Our median operating time of 55 min. was slightly higher than those reported in the literature [22], which is related to our learning curve. Especially in complicated appendicitis, the operative time was higher than 55 min., as reported in the literature [23]. Safety of surgical techniques is one of the primary concerns in the literature; the safety of a surgical technique is characterized by its rate of complications. Table 1 displays the main outcomes of a review of the literature concerning laparoscopic-assisted single-port appendectomy.

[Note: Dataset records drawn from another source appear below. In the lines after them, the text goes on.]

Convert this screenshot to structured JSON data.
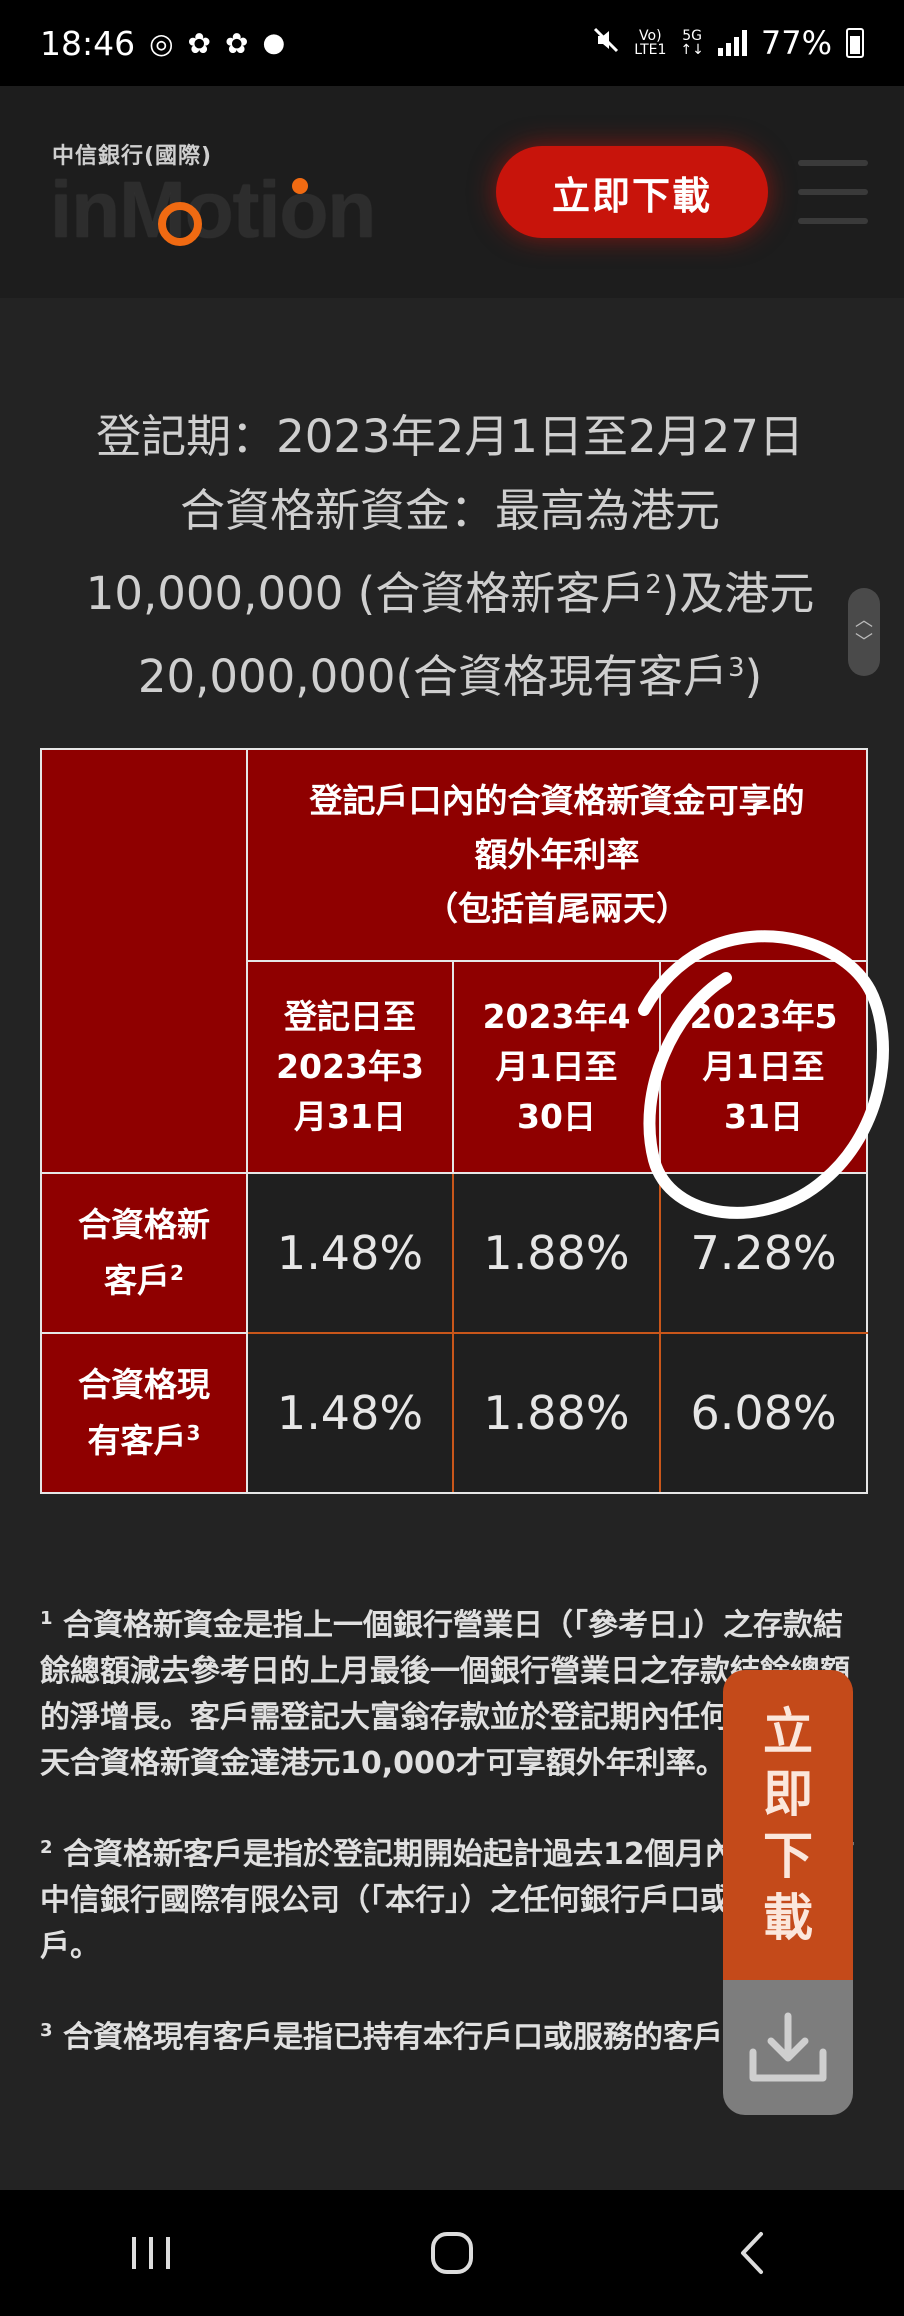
{
  "status_bar": {
    "time": "18:46",
    "battery": "77%",
    "net_top": "Vo)",
    "net_bottom": "LTE1",
    "net_5g": "5G",
    "icons": [
      "whatsapp-icon",
      "weibo-icon",
      "weibo-icon",
      "dot-icon",
      "mute-icon",
      "signal-icon",
      "battery-icon"
    ]
  },
  "header": {
    "logo_top": "中信銀行(國際)",
    "logo_word": "inMotion",
    "download_label": "立即下載"
  },
  "intro": {
    "line1": "登記期：2023年2月1日至2月27日",
    "line2": "合資格新資金：最高為港元",
    "line3a": "10,000,000 (合資格新客戶",
    "line3sup": "2",
    "line3b": ")及港元",
    "line4a": "20,000,000(合資格現有客戶",
    "line4sup": "3",
    "line4b": ")"
  },
  "table": {
    "head_main_1": "登記戶口內的合資格新資金可享的",
    "head_main_2": "額外年利率",
    "head_main_3": "（包括首尾兩天）",
    "periods": [
      [
        "登記日至",
        "2023年3",
        "月31日"
      ],
      [
        "2023年4",
        "月1日至",
        "30日"
      ],
      [
        "2023年5",
        "月1日至",
        "31日"
      ]
    ],
    "rows": [
      {
        "label_1": "合資格新",
        "label_2": "客戶",
        "sup": "2",
        "values": [
          "1.48%",
          "1.88%",
          "7.28%"
        ]
      },
      {
        "label_1": "合資格現",
        "label_2": "有客戶",
        "sup": "3",
        "values": [
          "1.48%",
          "1.88%",
          "6.08%"
        ]
      }
    ]
  },
  "footnotes": [
    {
      "num": "1",
      "text": "合資格新資金是指上一個銀行營業日（「參考日」）之存款結餘總額減去參考日的上月最後一個銀行營業日之存款結餘總額的淨增長。客戶需登記大富翁存款並於登記期內任何一個工作天合資格新資金達港元10,000才可享額外年利率。"
    },
    {
      "num": "2",
      "text": "合資格新客戶是指於登記期開始起計過去12個月內沒有持有中信銀行國際有限公司（「本行」）之任何銀行戶口或服務的客戶。"
    },
    {
      "num": "3",
      "text": "合資格現有客戶是指已持有本行戶口或服務的客戶。"
    }
  ],
  "float_download": {
    "chars": [
      "立",
      "即",
      "下",
      "載"
    ]
  },
  "colors": {
    "accent_red": "#c8140b",
    "table_red": "#8f0000",
    "logo_orange": "#f06a12",
    "float_orange": "#c44a1a"
  }
}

The low rate of perioperative complications and of conversions to OA by extension of the subumbilical incision or to conventional LA by the introduction of 2 or more trocars, corroborate the finding that SPA remains a safe operative technique. The safety of OA is commonly accepted, and there are numerous studies underlining the reliability and the safety of LA also in complicated appendicitis in children [15]. However, SPA combines the advantages of both open and laparoscopic surgery and allows for use of both skills in open surgical and laparoscopy techniques. The need for only one single umbilical incision, one conventional laparoscopic instrument without any highly technical devices such as stapler, endoloop, and endobag reduce the time and the mean cost of the SPA-operation. Furthermore, the SPA-technique is extensible allowing additional trocars or devices such as stapler. Notably, SPA can be converted to conventional LA at any time for the treatment of additional pathologies.

6. Conclusion

SPA represents an expeditious and reliable technique for appendicitis in pediatric populations. In our opinion, SPA is a safe and cost-effective technique. The main negative features of conventional LA, that are longer operative time and operating room cost compared to OA [24], seem to be not attributable to SPA. Additional randomized trials are needed to verify this hypothesis. In our unit, SPA is the standard procedure for appendectomy in children.